All one needs is a standard developer account, which anyone can create. As for how difficult it is to implement, it will depend on how well the rendering engine complies with the requirements for DLSS:

For DLSS to function with a high image quality, the rendering engine must be DirectX11, DirectX 12, or Vulkan based, and on each evaluate call (I.e. each frame), provide:
> The raw color buffer for the frame (in HDR or LDR/SDR space).
> Screen space motion vectors that are: accurate and calculated at 16 or 32 bits per-pixel;
and updated each frame.
> The depth buffer for the frame.
> The exposure value (if processing in HDR space).
The engine must also allow for sub-pixel viewport jitter, have good pixel coverage with at least 16 jitter phases (32 or more is preferred), and it needs to have the ability to negatively bias the LOD for textures and geometry.


Any programmer familiar with TAA and the like shouldn't have any trouble implementing it, as the SDK provides a comprehensive guide.
Thank you.
Similar situation for FSR implementation tools?
From what you shared, I think that if a game dev cannot implement DLSS due to some lack of the game engine DLSS requirements, will rather harm it's own reputation than Nvidia's, so better to not implement it at all.
 
Similar situation for FSR implementation tools?
Yep -- https://gpuopen.com/fidelityfx-superresolution-2/

From what you shared, I think that if a game dev cannot implement DLSS due to some lack of the game engine DLSS requirements, will rather harm it's own reputation than Nvidia's, so better to not implement it at all.
Perhaps. Adding something like FSR2 is no easier than adding DLSS (if anything it's a tad more fiddly) and if one's engine does provide the necessary buffers for the latter, then it's not going to handle FSR2 either (though the original FSR should be fine).

Despite what Nvidia has said, I should imagine that there is some incentive for a developer to implement DLSS, even if it just comes in the form of additional development support.
 
That Wccftech article is one of the best examples of asking a question in the wrong way.
But if they started this trend, I challenge any major tech website editors to ask Nvidia why they did not make DLSS 1,2 available for GTX1 xxx cards, why Nvidia did not make available DLSS 3 for RTX 3xxx cards and if this trend of artificial market segmentation will continue with DLSS 4, 5 etc.
And another golden question: how many games and studio games did Nvidia paid, supported to implement DLSS1-2, or DLSS 3, PT? Battlefiled xxxx ring a bell?

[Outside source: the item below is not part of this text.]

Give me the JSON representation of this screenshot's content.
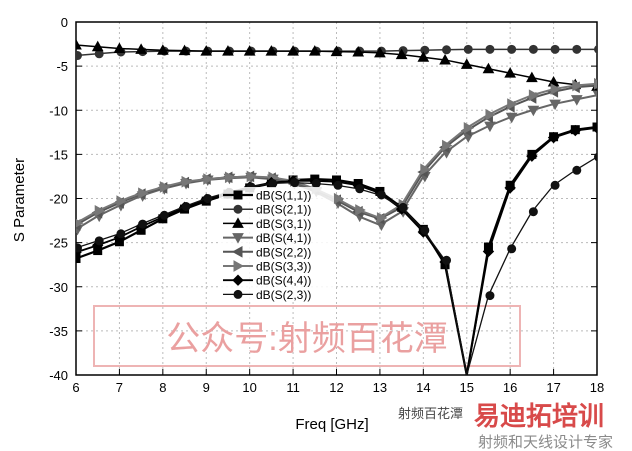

There are more...
I got lost in the 17 different points you seem to be trying to make, but I'll answer your first one: of course it is artificial market segmentation. Nvidia wants to sell hardware and exclusive software features help them do that. As they are making the software it's their right to do so, just as it is your right to not buy their products if you dislike the practice.
(Note: AMD doesn't create locked in software because it would lock out too many potential customers due to market share, not because it's more virtuous then Nvidia)
 
Yep -- https://gpuopen.com/fidelityfx-superresolution-2/


Perhaps. Adding something like FSR2 is no easier than adding DLSS (if anything it's a tad more fiddly) and if one's engine does provide the necessary buffers for the latter, then it's not going to handle FSR2 either (though the original FSR should be fine).

Despite what Nvidia has said, I should imagine that there is some incentive for a developer to implement DLSS, even if it just comes in the form of additional development support.
Thank you again, from what I understand now, the cost of implementing DLSS2 or FSR2 may be quite similar for game devs, maybe slightly higher for DLSS2. But, especially for PC games, will worth to implement DLSS2 due to higher market share of Nvidia videocards and also "better" quality. For games made for MS, Sony consoles and PC, FSR it is clearly worth to implement it and it is perhaps the 1st choice.
Even there is an irony, and sometimes funny to watch how this drama is unveiling, for the long term, these kind of exclusivity for one Hardware manufacturer or another, like Nvidia vs AMD, MS vs Sony, it is, or is becoming quite annoying for most gamers.